The officers were able to speak with the female victim who had escaped and told them her boyfriend was drunk and had become violent. The officers noticed she was bleeding from her chin.
They also learned from the woman that she had been in a relationship with the man for many years and they had produced two offspring together. The woman continued to explain that earlier that evening her boyfriend had been upset because he had not been able to find a job – and that’s when he decided to display his anguish by drinking and smashing things inside the home.
At one point he smashed a glass jar on the floor and a shard of glass had struck the girlfriend on the chin, which caused the cut. The woman was eventually treated at the scene for her injury.
The officers made attempts to speak with the boyfriend, but he didn’t seem too enamored by the idea of chatting to them, so he fled out of the back door and into the alley. The officers followed him and he continued to be uncooperative. He was eventually restrained but he became very violent so they tased him and took him into custody.
The man was checked out at a local medical facility to make sure that he hadn’t suffered any injury from the taser experience. He was then cleared for booking. This Santa Monica resident, aged 39, was charged with corporal injury upon a spouse, resisting police officers, and public intoxication. His bail was set at $50,000.

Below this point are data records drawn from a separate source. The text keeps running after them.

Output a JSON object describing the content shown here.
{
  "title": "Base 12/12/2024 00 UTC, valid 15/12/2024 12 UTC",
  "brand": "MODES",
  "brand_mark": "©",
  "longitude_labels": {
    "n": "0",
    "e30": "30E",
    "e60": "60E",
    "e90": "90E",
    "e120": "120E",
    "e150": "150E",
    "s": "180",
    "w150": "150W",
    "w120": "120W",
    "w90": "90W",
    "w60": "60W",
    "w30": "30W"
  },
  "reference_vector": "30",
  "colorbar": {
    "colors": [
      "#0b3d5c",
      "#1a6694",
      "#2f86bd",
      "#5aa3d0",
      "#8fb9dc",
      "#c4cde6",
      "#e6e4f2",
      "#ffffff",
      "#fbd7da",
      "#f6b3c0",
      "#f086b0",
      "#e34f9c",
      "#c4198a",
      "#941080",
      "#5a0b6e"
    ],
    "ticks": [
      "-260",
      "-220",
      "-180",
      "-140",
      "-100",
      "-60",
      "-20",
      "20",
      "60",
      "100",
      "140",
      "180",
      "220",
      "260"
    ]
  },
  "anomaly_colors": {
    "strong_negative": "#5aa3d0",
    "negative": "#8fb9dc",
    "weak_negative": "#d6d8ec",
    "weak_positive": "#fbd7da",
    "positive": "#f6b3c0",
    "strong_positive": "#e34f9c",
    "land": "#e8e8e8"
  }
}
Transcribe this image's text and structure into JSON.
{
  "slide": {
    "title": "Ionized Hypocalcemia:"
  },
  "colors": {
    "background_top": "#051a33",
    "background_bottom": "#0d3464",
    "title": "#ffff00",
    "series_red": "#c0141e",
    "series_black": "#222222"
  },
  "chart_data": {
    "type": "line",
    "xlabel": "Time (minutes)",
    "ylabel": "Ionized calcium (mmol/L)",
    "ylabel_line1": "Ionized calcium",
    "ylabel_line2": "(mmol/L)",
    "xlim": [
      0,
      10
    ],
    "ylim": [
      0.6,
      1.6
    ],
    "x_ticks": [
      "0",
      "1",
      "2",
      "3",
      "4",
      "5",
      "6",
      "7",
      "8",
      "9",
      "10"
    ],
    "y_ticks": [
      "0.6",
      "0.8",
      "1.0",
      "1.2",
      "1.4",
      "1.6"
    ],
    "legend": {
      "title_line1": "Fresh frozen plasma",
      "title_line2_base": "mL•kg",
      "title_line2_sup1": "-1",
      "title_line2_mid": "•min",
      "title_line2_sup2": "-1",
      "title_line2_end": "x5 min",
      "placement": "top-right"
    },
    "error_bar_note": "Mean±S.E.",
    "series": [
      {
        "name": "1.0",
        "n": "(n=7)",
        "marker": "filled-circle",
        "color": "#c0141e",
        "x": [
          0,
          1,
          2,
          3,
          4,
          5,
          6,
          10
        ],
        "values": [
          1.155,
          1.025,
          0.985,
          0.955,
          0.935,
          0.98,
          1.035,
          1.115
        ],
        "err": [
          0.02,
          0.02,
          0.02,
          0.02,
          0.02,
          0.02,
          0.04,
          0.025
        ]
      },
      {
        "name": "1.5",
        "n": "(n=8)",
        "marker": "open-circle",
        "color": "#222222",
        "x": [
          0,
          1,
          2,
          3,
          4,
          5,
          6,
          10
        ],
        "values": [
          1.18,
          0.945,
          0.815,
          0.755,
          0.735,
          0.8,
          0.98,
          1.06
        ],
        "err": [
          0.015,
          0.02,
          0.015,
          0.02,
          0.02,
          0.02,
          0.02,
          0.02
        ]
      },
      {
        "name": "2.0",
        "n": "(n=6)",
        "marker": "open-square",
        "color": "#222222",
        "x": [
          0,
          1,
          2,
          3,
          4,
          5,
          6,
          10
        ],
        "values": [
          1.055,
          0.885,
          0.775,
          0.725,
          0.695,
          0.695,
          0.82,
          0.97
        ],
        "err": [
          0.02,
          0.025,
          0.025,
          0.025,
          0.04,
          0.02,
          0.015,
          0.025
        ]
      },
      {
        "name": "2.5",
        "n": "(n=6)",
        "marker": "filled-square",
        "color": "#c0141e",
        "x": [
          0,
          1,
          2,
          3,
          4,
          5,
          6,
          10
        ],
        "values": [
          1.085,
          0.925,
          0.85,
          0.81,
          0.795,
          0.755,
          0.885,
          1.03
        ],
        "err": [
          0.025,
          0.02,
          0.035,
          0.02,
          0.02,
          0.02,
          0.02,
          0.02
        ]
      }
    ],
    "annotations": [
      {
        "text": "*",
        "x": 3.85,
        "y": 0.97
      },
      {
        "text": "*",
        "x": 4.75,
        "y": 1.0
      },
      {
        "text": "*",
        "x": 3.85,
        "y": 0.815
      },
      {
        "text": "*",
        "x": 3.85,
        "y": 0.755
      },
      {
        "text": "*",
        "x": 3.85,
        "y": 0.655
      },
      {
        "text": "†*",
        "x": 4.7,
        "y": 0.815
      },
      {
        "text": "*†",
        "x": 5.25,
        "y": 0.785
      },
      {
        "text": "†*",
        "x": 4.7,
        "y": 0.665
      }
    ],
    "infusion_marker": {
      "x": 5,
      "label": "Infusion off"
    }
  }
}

Editor’s Note: These reports are part of a regular police coverage series entitled “Alert Police Blotter” (APB), which injects some minor editorial into certain police activities in Santa Monica. Not all of the Mirror’s coverage of incidents involving police are portrayed in this manner. More serious crimes and police-related activities are regularly reported without editorial in the pages of the Santa Monica Mirror and its website, smmirror.com.